Le psychiatre et philosophe, Damiaan Denys, va jusqu’à dire que cette crise est une opportunité géniale, parce qu’elle met à nu un tas de déficiences de notre société moderne. Selon lui, la peur a moins à voir avec le danger concret qu’avec notre obsession de tout vouloir contrôler. Nous avons perdu la flexibilité pour accepter la réalité. John Lennon chantait : “Life is what happens to you while you’re busy making other plans.”
Dans la plupart des religions, on croit que l’individu continue d’exister après la mort : l’âme subsiste en tant qu’esprit, le corps ressuscite ; pour d’autres, on se réincarne, etc. La mort est donc une transition, qui peut même s’avérer avantageuse. Ceux que les philosophes qualifient de matérialistes considèrent, en revanche, que la mort est la fin de tout pour l’individu. Dans cette conception, on a l’avantage de n’avoir aucun compte à rendre devant un Dieu rémunérateur du bien et punisseur du mal. Cela incite à bien profiter de la vie, quitte à escamoter quelques scrupules. Mais la perspective de l’anéantissement total n’est pas rassurante pour tous.
Quel est le rôle de l’État ? Un consensus assez large considère que la réflexion philosophique contribue à l’épanouissement de la personne. Les citoyens trouvent dans la réflexion ou la prière, entre autres, un encouragement face aux difficultés. On trouve des gens qui conservent la joie dans les pires tribulations. Victor Frankl, psychanalyste juif de Vienne, a été prisonnier dans un camp de concentration allemand pendant la seconde guerre mondiale. Il observe que les croyants (ceux qui ont un sens dans l’existence) résistent mieux et survivent plus longtemps. L’État doit donc veiller à ce que chacun puisse trouver librement sa voie, et la pratiquer sans obstacles.
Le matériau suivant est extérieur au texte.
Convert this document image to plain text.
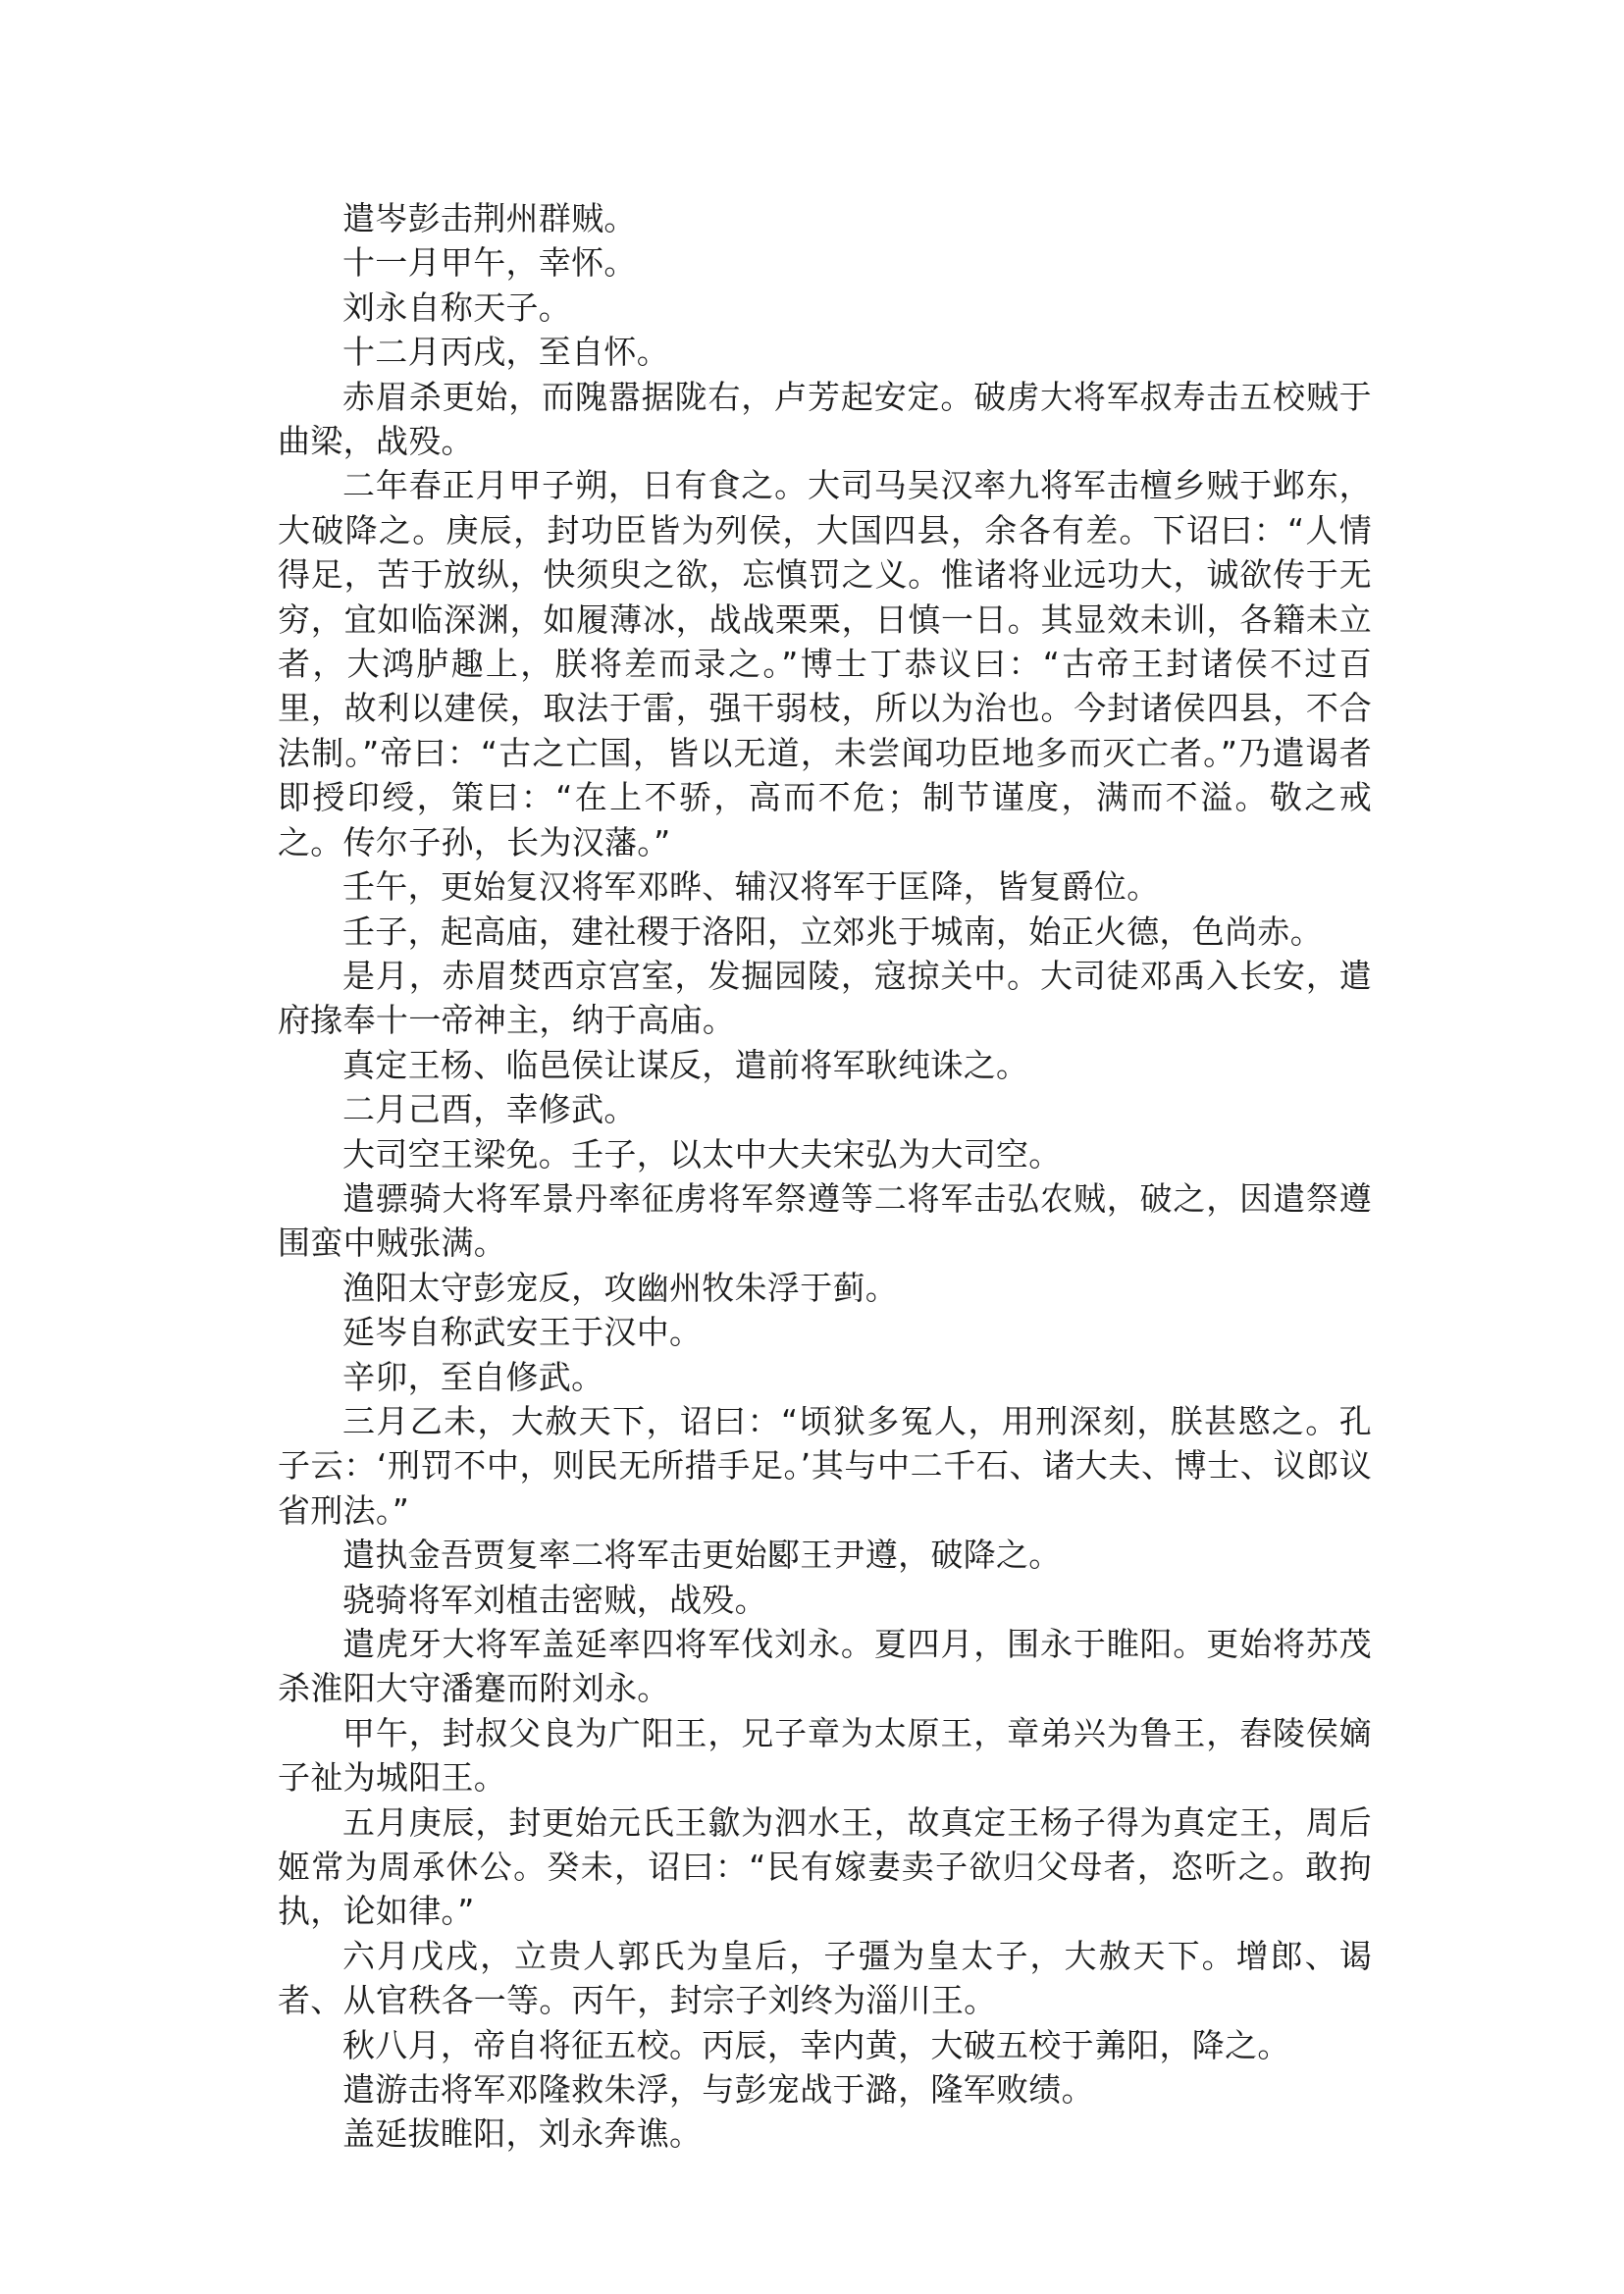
遣岑彭击荆州群贼。

十一月甲午，幸怀。

刘永自称天子。

十二月丙戌，至自怀。

赤眉杀更始，而隗嚣据陇右，卢芳起安定。破虏大将军叔寿击五校贼于曲梁，战殁。

二年春正月甲子朔，日有食之。大司马吴汉率九将军击檀乡贼于邺东，大破降之。庚辰，封功臣皆为列侯，大国四县，余各有差。下诏曰：“人情得足，苦于放纵，快须臾之欲，忘慎罚之义。惟诸将业远功大，诚欲传于无穷，宜如临深渊，如履薄冰，战战栗栗，日慎一日。其显效未训，各籍未立者，大鸿胪趣上，朕将差而录之。”博士丁恭议曰：“古帝王封诸侯不过百里，故利以建侯，取法于雷，强干弱枝，所以为治也。今封诸侯四县，不合法制。”帝曰：“古之亡国，皆以无道，未尝闻功臣地多而灭亡者。”乃遣谒者即授印绶，策曰：“在上不骄，高而不危；制节谨度，满而不溢。敬之戒之。传尔子孙，长为汉藩。”

壬午，更始复汉将军邓晔、辅汉将军于匡降，皆复爵位。

壬子，起高庙，建社稷于洛阳，立郊兆于城南，始正火德，色尚赤。

是月，赤眉焚西京宫室，发掘园陵，寇掠关中。大司徒邓禹入长安，遣府掾奉十一帝神主，纳于高庙。

真定王杨、临邑侯让谋反，遣前将军耿纯诛之。

二月己酉，幸修武。

大司空王梁免。壬子，以太中大夫宋弘为大司空。

遣骠骑大将军景丹率征虏将军祭遵等二将军击弘农贼，破之，因遣祭遵围蛮中贼张满。

渔阳太守彭宠反，攻幽州牧朱浮于蓟。

延岑自称武安王于汉中。

辛卯，至自修武。

三月乙未，大赦天下，诏曰：“顷狱多冤人，用刑深刻，朕甚愍之。孔子云：‘刑罚不中，则民无所措手足。’其与中二千石、诸大夫、博士、议郎议省刑法。”

遣执金吾贾复率二将军击更始郾王尹遵，破降之。

骁骑将军刘植击密贼，战殁。

遣虎牙大将军盖延率四将军伐刘永。夏四月，围永于睢阳。更始将苏茂杀淮阳大守潘蹇而附刘永。

甲午，封叔父良为广阳王，兄子章为太原王，章弟兴为鲁王，舂陵侯嫡子祉为城阳王。

五月庚辰，封更始元氏王歙为泗水王，故真定王杨子得为真定王，周后姬常为周承休公。癸未，诏曰：“民有嫁妻卖子欲归父母者，恣听之。敢拘执，论如律。”

六月戊戌，立贵人郭氏为皇后，子彊为皇太子，大赦天下。增郎、谒者、从官秩各一等。丙午，封宗子刘终为淄川王。

秋八月，帝自将征五校。丙辰，幸内黄，大破五校于羛阳，降之。

遣游击将军邓隆救朱浮，与彭宠战于潞，隆军败绩。

盖延拔睢阳，刘永奔谯。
L’État doit-il encourager et faciliter activement la pratique religieuse ? Les avis divergent. Les ‘laïques’ préfèrent que l’État se tienne ‘à distance’, reléguant la religion à la sphère privée. La liberté religieuse se réduit pratiquement à une modalité de la liberté d’expression. D’autres associent la pratique religieuse ou la réflexion philosophique à l’éducation. Dans cette optique l’État aurait un rôle actif à jouer.
Comme tout excès, une peur excessive serait révélatrice d’une faiblesse dans la personnalité. C’est le moment de se rappeler la phrase de Confucius : « Si tu as un problème et que tu n’as pas la solution à ton problème, tu es le problème. »
Un des remèdes est le développement de l’esprit solidaire. L’égoïste souffrira plus de la peur, parce qu’il est braqué sur ses problèmes personnels. L’altruiste a l’esprit partagé entre les soucis personnels et ceux des autres, ce qui est déjà un premier pas vers l’équilibre psychologique. Plus on s’implique à aider les autres, plus on relativise ses propres problèmes.
Les médias font bien de relayer le témoignage des personnes généreuses. À force de monopoliser certaines tâches d’assistance sociale, l’autorité publique à tendance à oublier la valeur du volontariat. C’est une composante importante d’une éducation équilibrée. L’État se doit de promouvoir le bénévolat, par tous les moyens. Si dans le passé, on trouvait logique d’imposer un service militaire, pourquoi ne pas imposer maintenant un « service citoyen » ? Comment les CPAS s’organisent-ils pour accueillir et encadrer des volontaires, en plus des personnes condamnées à des peines alternatives ?
« Quand le sage désigne la lune, l’idiot regarde le doigt. » Cela veut dire que, si nous nous concentrons seulement sur les effets de cette crise liée au coronavirus, nous en serons victimes une deuxième fois, car nous ne nous serons pas posé les bonnes questions. Il y a les grandes questions philosophiques, la priorité du bien commun sur les intérêts particuliers, mais aussi la qualité de la gestion de l’État, la solidarité avec les plus fragiles. Saluons des initiatives privées de solidarité, telle que https://www.covid-solidarity.org/fr , qui réagissent directement face aux besoins générés par le confinement.
La panique est mauvaise conseillère. Il y a de plus en plus de gens qui se demandent pourquoi la Belgique n’a pas suivi le modèle japonais-coréen, qui a produit de meilleurs résultats dans la lutte contre la pandémie. Une lettre ouverte du Dr Shanan Khairi, publiée par La Libre Belgique le 23 mars 2020, rappelle que le confinement généralisé est la mesure de dernier recours. Selon lui, « les recommandations de l’Organisation Mondiale de la Santé sont pourtant très claires. Elles énumèrent une série de réponses graduées face à la crise. Les premières d’entre elles sont le dépistage systématique de tous les malades suspects de Covid 19 et, en cas de positivité, de tous leurs contacts des deux dernières semaines. D’isoler tous les infectés dans des structures de soins ou au domicile sous contrôle de l’Etat. De construire des infrastructures, que ce soit des structures de soins ou de tests provisoires ou d’usines visant à manufacturer le matériel nécessaire. De réquisitionner, de former ou d’engager rapidement tant du personnel qualifié que non qualifié pour diverses tâches. »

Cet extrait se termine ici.